Os microrganismos não fermentadores de glicose foram semeados em Ágar Cetrimide a 37°C ± 2°C por 24 horas. Aqueles que
fermentaram a glicose foram submetidos aos testes de Rugai modificados.
O
crescimento microbiano apresentado nas placas está expresso por UFC/mL.
Este
estudo foi aprovado pelo Comitê de Ética e Pesquisa do Conselho Nacional de
Saúde (Processo: CAAE-67493417.1.0000.5149).
Os
valores da carga microbiana presente no detergente enzimático foram crescentes
à medida que a solução foi reutilizada. Os números encontrados após o primeiro
e terceiro uso foram 152UFC/ml e 315 UFC/ml respectivamente.
Em
relação aos aparelhos endoscópicos, houve maior contaminação microbiana no
canal de biópsia após o primeiro uso da solução de detergente enzimático e nos
canais de ar/água e biópsia após imersão no terceiro uso da solução (Figura 1).

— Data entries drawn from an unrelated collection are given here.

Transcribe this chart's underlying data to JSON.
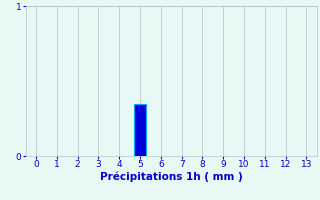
{
  "title": "",
  "xlabel": "Précipitations 1h ( mm )",
  "xlim": [
    -0.5,
    13.5
  ],
  "ylim": [
    0,
    1
  ],
  "xticks": [
    0,
    1,
    2,
    3,
    4,
    5,
    6,
    7,
    8,
    9,
    10,
    11,
    12,
    13
  ],
  "yticks": [
    0,
    1
  ],
  "bar_x": [
    5
  ],
  "bar_height": [
    0.35
  ],
  "bar_width": 0.6,
  "bar_color": "#0000dd",
  "bar_edge_color": "#00aaff",
  "background_color": "#e8f8f4",
  "grid_color": "#a8c8c8",
  "tick_color": "#0000cc",
  "label_color": "#0000cc",
  "tick_fontsize": 6.5,
  "label_fontsize": 7.5,
  "figsize": [
    3.2,
    2.0
  ],
  "dpi": 100
}
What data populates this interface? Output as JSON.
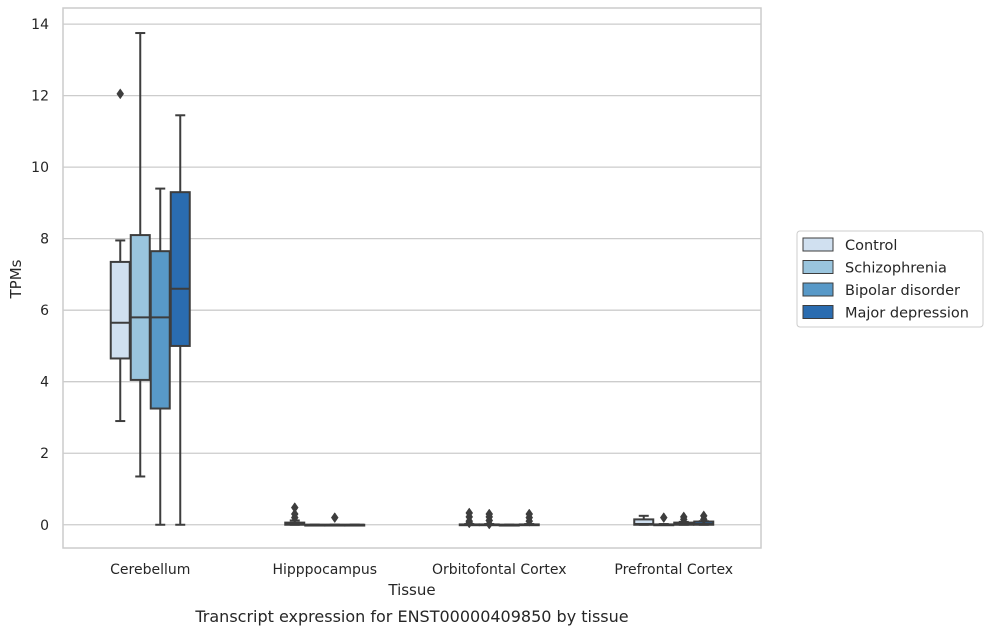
{
  "chart_data": {
    "type": "box",
    "xlabel": "Tissue",
    "ylabel": "TPMs",
    "caption": "Transcript expression for ENST00000409850 by tissue",
    "ylim": [
      -0.65,
      14.45
    ],
    "yticks": [
      0,
      2,
      4,
      6,
      8,
      10,
      12,
      14
    ],
    "grid": "horizontal",
    "legend_position": "right",
    "categories": [
      "Cerebellum",
      "Hipppocampus",
      "Orbitofontal Cortex",
      "Prefrontal Cortex"
    ],
    "series": [
      {
        "name": "Control",
        "color": "#d0e0f0",
        "boxes": [
          {
            "whislo": 2.9,
            "q1": 4.65,
            "med": 5.65,
            "q3": 7.35,
            "whishi": 7.95,
            "fliers": [
              12.05
            ]
          },
          {
            "whislo": 0,
            "q1": 0,
            "med": 0.02,
            "q3": 0.06,
            "whishi": 0.12,
            "fliers": [
              0.2,
              0.3,
              0.48
            ]
          },
          {
            "whislo": 0,
            "q1": 0,
            "med": 0,
            "q3": 0.01,
            "whishi": 0.02,
            "fliers": [
              0.05,
              0.1,
              0.22,
              0.33
            ]
          },
          {
            "whislo": 0,
            "q1": 0,
            "med": 0.02,
            "q3": 0.15,
            "whishi": 0.25,
            "fliers": []
          }
        ]
      },
      {
        "name": "Schizophrenia",
        "color": "#9ac5de",
        "boxes": [
          {
            "whislo": 1.35,
            "q1": 4.05,
            "med": 5.8,
            "q3": 8.1,
            "whishi": 13.75,
            "fliers": []
          },
          {
            "whislo": 0,
            "q1": 0,
            "med": 0,
            "q3": 0,
            "whishi": 0,
            "fliers": []
          },
          {
            "whislo": 0,
            "q1": 0,
            "med": 0,
            "q3": 0.01,
            "whishi": 0.02,
            "fliers": [
              0.02,
              0.12,
              0.22,
              0.3
            ]
          },
          {
            "whislo": 0,
            "q1": 0,
            "med": 0,
            "q3": 0.01,
            "whishi": 0.02,
            "fliers": [
              0.2
            ]
          }
        ]
      },
      {
        "name": "Bipolar disorder",
        "color": "#5899c8",
        "boxes": [
          {
            "whislo": 0,
            "q1": 3.25,
            "med": 5.8,
            "q3": 7.65,
            "whishi": 9.4,
            "fliers": []
          },
          {
            "whislo": 0,
            "q1": 0,
            "med": 0,
            "q3": 0,
            "whishi": 0,
            "fliers": [
              0.2
            ]
          },
          {
            "whislo": 0,
            "q1": 0,
            "med": 0,
            "q3": 0,
            "whishi": 0,
            "fliers": []
          },
          {
            "whislo": 0,
            "q1": 0,
            "med": 0.01,
            "q3": 0.06,
            "whishi": 0.08,
            "fliers": [
              0.15,
              0.22
            ]
          }
        ]
      },
      {
        "name": "Major depression",
        "color": "#2a6cb0",
        "boxes": [
          {
            "whislo": 0,
            "q1": 5.0,
            "med": 6.6,
            "q3": 9.3,
            "whishi": 11.45,
            "fliers": []
          },
          {
            "whislo": 0,
            "q1": 0,
            "med": 0,
            "q3": 0,
            "whishi": 0,
            "fliers": []
          },
          {
            "whislo": 0,
            "q1": 0,
            "med": 0,
            "q3": 0.01,
            "whishi": 0.02,
            "fliers": [
              0.1,
              0.2,
              0.3
            ]
          },
          {
            "whislo": 0,
            "q1": 0,
            "med": 0.02,
            "q3": 0.09,
            "whishi": 0.1,
            "fliers": [
              0.15,
              0.25
            ]
          }
        ]
      }
    ]
  }
}
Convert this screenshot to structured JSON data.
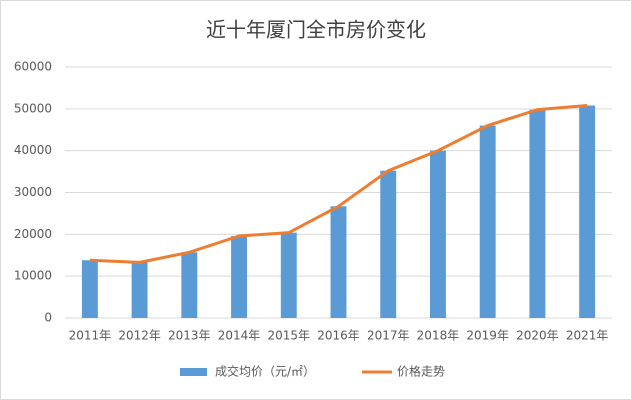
{
  "chart_data": {
    "type": "bar",
    "title": "近十年厦门全市房价变化",
    "categories": [
      "2011年",
      "2012年",
      "2013年",
      "2014年",
      "2015年",
      "2016年",
      "2017年",
      "2018年",
      "2019年",
      "2020年",
      "2021年"
    ],
    "series": [
      {
        "name": "成交均价（元/㎡）",
        "type": "bar",
        "color": "#5b9bd5",
        "values": [
          13800,
          13300,
          15700,
          19600,
          20400,
          26700,
          35200,
          40000,
          46000,
          49800,
          50800
        ]
      },
      {
        "name": "价格走势",
        "type": "line",
        "color": "#ed7d31",
        "values": [
          13800,
          13300,
          15700,
          19600,
          20400,
          26700,
          35200,
          40000,
          46000,
          49800,
          50800
        ]
      }
    ],
    "ylim": [
      0,
      60000
    ],
    "yticks": [
      0,
      10000,
      20000,
      30000,
      40000,
      50000,
      60000
    ],
    "grid": true,
    "legend": "bottom"
  }
}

Figura 1 - Carga microbiana recuperada nos
canais dos aparelhos endoscópicos antes e após imersão em detergente
enzimático. Belo Horizonte, 2018
O canal
de biópsia do aparelho endoscópico imerso no primeiro uso do detergente
enzimático teve carga microbiana 33,8% maior após imersão. Os canais de ar/água
e biópsia do aparelho imerso no terceiro reuso do detergente apresentaram
aumento da contaminação microbiana em 17,5% e 10,5%, respectivamente.
No canal
de ar/água do aparelho endoscópico imerso no primeiro uso do detergente
enzimático foi evidenciado somente cocos Gram positivo logo após o uso clínico.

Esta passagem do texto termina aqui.